As previously written by NAHAM News, the health insurance exchanges (known as HIX or HEX) are a key part of the Obama Healthcare Law, also known as Obamacare. The law sets up these exchanges to allow millions of individuals to shop for insurance coverage and find out if they are eligible for government subsidies or Medicaid.
The law allows (and encourages) states to set up their own exchanges, and requires the federal government to step in to build and operate exchanges in states that choose not to set up their own.
As of Thursday, 17 states and the District of Columbia had committed to setting up their own exchanges. Those states are California, Oregon, Minnesota, Washington, Nevada, New Mexico, Utah, Colorado, Kentucky, West Virginia, New York, Vermont, Connecticut, Massachusetts, Mississippi, Rhode Island and Hawaii.

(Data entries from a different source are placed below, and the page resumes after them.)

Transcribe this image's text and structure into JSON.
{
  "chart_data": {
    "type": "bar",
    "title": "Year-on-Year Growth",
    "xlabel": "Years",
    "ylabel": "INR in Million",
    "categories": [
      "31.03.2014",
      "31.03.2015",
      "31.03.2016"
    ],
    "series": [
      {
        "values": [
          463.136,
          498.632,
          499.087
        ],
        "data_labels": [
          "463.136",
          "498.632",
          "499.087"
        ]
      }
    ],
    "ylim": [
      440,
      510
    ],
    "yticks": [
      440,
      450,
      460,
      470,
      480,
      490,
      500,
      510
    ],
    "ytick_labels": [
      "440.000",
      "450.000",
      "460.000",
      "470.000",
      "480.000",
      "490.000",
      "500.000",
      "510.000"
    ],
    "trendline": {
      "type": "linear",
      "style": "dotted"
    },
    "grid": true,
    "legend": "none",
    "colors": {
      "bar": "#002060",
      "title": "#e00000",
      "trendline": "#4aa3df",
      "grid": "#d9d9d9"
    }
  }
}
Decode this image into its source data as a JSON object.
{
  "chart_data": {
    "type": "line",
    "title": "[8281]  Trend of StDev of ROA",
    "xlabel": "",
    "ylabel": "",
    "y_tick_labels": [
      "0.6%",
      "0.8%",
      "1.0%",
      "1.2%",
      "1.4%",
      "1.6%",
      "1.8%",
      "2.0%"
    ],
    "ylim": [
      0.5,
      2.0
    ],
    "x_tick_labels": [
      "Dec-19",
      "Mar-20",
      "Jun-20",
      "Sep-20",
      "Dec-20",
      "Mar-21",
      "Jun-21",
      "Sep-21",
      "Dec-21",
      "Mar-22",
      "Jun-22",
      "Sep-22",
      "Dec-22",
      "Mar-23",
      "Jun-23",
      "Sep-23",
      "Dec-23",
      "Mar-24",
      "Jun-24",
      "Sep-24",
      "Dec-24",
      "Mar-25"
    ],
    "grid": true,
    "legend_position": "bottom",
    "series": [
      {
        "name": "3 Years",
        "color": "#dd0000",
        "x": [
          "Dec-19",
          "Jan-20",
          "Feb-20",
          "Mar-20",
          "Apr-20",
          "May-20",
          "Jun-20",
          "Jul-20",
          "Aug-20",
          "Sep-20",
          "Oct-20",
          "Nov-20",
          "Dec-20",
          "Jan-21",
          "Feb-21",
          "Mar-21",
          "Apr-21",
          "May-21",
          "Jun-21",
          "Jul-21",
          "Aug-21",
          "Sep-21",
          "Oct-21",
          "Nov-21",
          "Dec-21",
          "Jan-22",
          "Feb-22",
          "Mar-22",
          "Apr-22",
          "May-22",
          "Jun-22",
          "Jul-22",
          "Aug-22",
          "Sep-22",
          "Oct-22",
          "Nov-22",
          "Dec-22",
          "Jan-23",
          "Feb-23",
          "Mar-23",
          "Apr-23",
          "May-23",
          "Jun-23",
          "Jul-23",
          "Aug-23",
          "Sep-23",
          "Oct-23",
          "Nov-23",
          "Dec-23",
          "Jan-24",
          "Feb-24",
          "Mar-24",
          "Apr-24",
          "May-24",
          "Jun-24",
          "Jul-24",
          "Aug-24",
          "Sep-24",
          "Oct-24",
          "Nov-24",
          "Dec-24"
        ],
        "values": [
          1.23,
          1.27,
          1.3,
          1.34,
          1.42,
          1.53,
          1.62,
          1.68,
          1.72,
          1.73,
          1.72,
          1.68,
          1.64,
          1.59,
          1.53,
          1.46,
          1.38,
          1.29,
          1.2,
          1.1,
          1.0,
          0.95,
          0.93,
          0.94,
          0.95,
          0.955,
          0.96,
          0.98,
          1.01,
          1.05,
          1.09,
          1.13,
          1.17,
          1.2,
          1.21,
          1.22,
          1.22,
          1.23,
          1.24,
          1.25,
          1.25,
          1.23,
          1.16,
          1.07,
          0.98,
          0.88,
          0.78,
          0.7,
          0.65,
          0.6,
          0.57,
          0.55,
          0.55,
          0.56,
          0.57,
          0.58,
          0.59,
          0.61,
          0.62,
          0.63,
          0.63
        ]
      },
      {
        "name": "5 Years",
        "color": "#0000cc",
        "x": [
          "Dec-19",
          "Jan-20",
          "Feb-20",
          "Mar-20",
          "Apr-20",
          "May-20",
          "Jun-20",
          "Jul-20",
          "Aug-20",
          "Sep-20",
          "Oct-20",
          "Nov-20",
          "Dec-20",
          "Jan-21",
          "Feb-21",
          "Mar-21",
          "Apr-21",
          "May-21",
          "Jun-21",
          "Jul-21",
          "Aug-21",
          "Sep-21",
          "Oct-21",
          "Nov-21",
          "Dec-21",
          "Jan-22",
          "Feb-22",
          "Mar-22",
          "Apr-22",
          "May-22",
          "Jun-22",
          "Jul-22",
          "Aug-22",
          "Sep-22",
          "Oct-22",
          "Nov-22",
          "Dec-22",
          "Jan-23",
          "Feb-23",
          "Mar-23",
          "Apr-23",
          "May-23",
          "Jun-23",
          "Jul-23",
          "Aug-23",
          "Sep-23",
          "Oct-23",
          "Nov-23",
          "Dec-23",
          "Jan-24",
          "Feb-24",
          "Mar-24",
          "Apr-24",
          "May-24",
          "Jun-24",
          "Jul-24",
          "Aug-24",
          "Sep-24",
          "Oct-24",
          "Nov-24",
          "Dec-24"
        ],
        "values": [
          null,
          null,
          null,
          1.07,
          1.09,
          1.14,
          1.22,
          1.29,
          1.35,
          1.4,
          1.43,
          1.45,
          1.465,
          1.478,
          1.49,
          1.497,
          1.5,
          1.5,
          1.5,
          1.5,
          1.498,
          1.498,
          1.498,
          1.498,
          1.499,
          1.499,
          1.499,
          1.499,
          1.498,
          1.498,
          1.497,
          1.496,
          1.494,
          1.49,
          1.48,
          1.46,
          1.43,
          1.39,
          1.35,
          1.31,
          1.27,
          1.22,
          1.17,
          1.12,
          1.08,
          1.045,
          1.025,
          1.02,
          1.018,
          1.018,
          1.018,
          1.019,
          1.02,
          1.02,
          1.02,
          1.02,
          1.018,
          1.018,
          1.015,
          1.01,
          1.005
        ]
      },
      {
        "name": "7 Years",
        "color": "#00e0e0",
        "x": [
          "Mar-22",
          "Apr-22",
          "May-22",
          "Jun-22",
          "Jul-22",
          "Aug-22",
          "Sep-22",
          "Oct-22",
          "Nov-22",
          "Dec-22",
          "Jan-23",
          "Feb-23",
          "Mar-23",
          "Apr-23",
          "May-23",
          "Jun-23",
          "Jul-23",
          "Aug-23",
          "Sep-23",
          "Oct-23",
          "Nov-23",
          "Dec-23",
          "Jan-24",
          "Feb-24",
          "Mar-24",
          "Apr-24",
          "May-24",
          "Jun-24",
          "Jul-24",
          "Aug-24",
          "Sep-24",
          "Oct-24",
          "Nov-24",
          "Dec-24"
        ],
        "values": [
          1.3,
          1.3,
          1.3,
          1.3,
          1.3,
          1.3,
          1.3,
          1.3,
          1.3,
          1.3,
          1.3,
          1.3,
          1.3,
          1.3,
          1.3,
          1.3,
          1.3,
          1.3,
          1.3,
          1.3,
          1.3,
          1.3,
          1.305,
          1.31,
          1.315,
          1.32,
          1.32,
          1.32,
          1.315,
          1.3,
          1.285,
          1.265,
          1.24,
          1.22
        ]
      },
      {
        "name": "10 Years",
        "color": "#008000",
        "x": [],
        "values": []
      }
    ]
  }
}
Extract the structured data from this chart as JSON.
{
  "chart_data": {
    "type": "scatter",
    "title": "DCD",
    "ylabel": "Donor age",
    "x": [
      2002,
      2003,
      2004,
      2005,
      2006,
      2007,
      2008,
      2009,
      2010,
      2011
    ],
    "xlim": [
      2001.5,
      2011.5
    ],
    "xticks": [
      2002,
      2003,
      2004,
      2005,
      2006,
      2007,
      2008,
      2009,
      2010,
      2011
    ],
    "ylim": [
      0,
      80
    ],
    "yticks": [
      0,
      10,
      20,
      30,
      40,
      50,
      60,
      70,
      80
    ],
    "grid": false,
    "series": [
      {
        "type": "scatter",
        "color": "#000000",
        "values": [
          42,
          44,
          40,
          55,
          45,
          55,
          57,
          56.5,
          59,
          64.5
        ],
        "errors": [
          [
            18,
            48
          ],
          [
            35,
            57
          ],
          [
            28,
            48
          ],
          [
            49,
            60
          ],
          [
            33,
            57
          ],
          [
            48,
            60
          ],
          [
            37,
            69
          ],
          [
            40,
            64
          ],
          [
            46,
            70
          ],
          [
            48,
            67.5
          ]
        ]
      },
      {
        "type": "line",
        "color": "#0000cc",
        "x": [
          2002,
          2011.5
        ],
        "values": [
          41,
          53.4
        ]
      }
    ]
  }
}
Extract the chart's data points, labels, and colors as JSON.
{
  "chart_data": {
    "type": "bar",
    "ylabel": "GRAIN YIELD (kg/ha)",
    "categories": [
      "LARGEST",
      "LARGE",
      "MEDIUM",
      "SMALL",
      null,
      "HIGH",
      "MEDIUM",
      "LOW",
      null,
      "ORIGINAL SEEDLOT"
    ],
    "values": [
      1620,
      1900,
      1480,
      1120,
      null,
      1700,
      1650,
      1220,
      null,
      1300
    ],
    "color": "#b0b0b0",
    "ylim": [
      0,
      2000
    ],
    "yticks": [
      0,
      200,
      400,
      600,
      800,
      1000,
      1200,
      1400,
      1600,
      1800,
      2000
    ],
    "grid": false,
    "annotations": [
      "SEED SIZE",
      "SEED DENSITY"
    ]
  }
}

Seven states remain undecided on whether to build state-based exchanges. The undecided states are Tennessee, Pennsylvania, Idaho, New Jersey, Oklahoma, Arizona and Wisconsin.
The remaining states will most likely chose the third option, allowing those states to develop their exchanges in partnership with the federal government. States that chose the partnership option will have until February 15th, 2013 to declare their intentions and prepare the paperwork.
Previous letters have strongly stated that no matter what option states chose, or when they declare their intentions, consumers in all 50 states and the District of Columbia will need to have access to insurance through these new marketplaces on January 1, 2014.